Il s’assit auprès de moi et j’ajoutai tout bas :

« Non, je n’ai pas dit la vérité ; j’ai envie d’aller avec eux ; mais je suis content de ne pas le faire.

— C’est parfait, dit-il. Vis à ta guise et ne te laisse mener par personne ; cela vaut mieux que tout. »

Non seulement cette petite dispute ne troubla pas notre plaisir, mais elle y contribua. Dmitri devint tout à coup bon enfant, comme j’aimais tant à le voir. J’ai remarqué depuis, bien des fois, que telle était sur lui l’influence d’une bonne conscience. Il était content de lui de m’avoir sauvé et il s’anima tout à fait.

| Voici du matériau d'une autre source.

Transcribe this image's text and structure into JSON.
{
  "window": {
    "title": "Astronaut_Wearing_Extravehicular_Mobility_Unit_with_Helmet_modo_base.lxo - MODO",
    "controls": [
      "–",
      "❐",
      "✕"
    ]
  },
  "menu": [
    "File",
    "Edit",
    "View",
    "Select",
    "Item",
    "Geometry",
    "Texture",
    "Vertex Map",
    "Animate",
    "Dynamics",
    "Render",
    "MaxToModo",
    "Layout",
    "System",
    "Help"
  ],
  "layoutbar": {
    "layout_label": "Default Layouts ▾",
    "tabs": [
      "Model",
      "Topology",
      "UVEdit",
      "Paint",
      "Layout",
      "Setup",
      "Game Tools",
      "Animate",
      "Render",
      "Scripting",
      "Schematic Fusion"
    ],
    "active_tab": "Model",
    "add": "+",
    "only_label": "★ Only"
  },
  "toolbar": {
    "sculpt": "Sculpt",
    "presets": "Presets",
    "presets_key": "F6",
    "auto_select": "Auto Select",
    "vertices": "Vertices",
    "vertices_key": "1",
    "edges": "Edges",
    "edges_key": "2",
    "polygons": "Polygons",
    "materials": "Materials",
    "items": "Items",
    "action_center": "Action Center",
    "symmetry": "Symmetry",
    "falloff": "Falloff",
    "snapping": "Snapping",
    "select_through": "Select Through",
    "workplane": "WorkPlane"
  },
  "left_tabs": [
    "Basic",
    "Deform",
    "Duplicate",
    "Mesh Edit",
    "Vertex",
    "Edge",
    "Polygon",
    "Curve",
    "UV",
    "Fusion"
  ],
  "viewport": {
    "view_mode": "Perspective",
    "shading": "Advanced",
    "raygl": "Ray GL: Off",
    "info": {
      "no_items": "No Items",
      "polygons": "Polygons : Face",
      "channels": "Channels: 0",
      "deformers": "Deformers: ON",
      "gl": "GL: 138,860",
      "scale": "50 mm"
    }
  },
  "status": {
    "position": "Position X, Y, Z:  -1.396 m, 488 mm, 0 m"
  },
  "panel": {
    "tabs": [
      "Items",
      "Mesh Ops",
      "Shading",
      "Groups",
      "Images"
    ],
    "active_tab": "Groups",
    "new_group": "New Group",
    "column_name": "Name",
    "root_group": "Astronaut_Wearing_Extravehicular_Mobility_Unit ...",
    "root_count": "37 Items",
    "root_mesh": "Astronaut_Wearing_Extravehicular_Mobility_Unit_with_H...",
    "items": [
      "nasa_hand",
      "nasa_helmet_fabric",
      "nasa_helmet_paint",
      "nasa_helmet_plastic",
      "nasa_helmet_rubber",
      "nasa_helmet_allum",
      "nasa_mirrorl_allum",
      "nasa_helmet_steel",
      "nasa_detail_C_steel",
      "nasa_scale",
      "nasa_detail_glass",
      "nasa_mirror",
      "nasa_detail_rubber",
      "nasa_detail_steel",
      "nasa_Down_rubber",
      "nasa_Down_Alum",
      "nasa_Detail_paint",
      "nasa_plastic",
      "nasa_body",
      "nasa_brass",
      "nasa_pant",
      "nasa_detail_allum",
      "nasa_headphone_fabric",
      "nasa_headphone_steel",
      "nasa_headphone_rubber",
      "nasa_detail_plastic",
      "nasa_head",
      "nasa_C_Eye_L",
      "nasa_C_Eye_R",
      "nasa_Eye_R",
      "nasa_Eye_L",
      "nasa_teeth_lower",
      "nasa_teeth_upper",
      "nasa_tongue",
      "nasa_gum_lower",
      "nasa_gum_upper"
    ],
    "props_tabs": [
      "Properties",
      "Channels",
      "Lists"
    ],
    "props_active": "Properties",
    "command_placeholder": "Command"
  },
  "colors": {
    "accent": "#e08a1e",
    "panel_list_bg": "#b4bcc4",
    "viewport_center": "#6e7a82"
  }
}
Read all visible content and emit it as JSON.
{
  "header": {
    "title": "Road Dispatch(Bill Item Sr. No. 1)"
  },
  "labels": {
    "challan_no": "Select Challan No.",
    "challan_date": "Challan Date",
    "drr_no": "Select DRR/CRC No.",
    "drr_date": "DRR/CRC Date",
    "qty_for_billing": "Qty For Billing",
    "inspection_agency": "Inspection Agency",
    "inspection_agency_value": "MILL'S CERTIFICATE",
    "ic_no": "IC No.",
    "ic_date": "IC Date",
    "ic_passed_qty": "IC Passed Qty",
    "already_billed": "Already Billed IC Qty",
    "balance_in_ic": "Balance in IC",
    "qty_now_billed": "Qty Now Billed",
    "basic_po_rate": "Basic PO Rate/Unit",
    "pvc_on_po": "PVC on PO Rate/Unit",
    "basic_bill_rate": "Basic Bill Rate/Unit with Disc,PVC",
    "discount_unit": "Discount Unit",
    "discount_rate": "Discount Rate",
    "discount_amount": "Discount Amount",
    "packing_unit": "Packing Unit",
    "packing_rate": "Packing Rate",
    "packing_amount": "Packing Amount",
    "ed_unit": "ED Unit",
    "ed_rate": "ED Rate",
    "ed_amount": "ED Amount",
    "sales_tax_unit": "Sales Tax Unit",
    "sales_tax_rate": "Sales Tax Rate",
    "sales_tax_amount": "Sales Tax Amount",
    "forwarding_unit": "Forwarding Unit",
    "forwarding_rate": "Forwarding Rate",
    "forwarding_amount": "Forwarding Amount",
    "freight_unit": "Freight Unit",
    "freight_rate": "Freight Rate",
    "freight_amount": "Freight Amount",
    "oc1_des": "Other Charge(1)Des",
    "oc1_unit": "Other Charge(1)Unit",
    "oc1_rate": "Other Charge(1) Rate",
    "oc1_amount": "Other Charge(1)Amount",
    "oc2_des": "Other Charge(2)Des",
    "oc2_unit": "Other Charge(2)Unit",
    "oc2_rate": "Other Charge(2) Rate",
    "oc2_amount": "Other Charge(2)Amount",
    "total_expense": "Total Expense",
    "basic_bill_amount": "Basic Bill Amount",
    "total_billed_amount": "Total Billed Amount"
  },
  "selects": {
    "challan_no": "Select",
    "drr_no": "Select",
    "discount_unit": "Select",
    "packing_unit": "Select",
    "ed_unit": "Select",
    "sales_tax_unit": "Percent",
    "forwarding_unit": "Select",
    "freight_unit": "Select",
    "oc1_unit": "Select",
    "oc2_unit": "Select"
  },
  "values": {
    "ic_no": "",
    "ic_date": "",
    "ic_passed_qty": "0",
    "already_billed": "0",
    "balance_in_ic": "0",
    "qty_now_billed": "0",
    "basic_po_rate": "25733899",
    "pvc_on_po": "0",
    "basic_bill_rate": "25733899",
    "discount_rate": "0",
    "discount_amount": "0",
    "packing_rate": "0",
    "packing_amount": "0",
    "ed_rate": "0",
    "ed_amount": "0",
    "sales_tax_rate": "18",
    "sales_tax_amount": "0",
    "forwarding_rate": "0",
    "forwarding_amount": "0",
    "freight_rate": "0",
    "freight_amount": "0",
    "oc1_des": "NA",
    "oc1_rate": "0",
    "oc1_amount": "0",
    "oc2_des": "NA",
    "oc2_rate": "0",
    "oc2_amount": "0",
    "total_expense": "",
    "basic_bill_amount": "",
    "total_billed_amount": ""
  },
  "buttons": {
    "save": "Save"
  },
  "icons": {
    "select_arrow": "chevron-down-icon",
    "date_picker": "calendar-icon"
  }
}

Il commanda encore une bouteille de Champagne (c’était contraire à ses principes), invita un monsieur qui passait et se mit à le faire boire, chanta le Gaudeamus igitur en nous disant de faire le chœur et proposa d’aller se promener en voiture à Sokolnik, sur quoi Doubkof fit la remarque que c’était trop sentimental.

« Amusons-nous, dit Dmitri en souriant. Je me suis grisé, en son honneur, pour la première fois de ma vie. »

Ce genre de gaieté n’allait pas très bien à Dmitri. Il avait l’air d’un précepteur ou d’un bon père de famille qui, étant content des enfants, fait une partie pour les amuser et pour leur montrer, en même temps, qu’on peut s’amuser honnêtement. Néanmoins son animation inattendue nous gagnait tous, d’autant plus que nous avions bu chacun près d’une demi-bouteille de Champagne.

Ce fut dans cette disposition agréable que je sortis avec les autres pour fumer une cigarette que m’avait donnée Doubkof.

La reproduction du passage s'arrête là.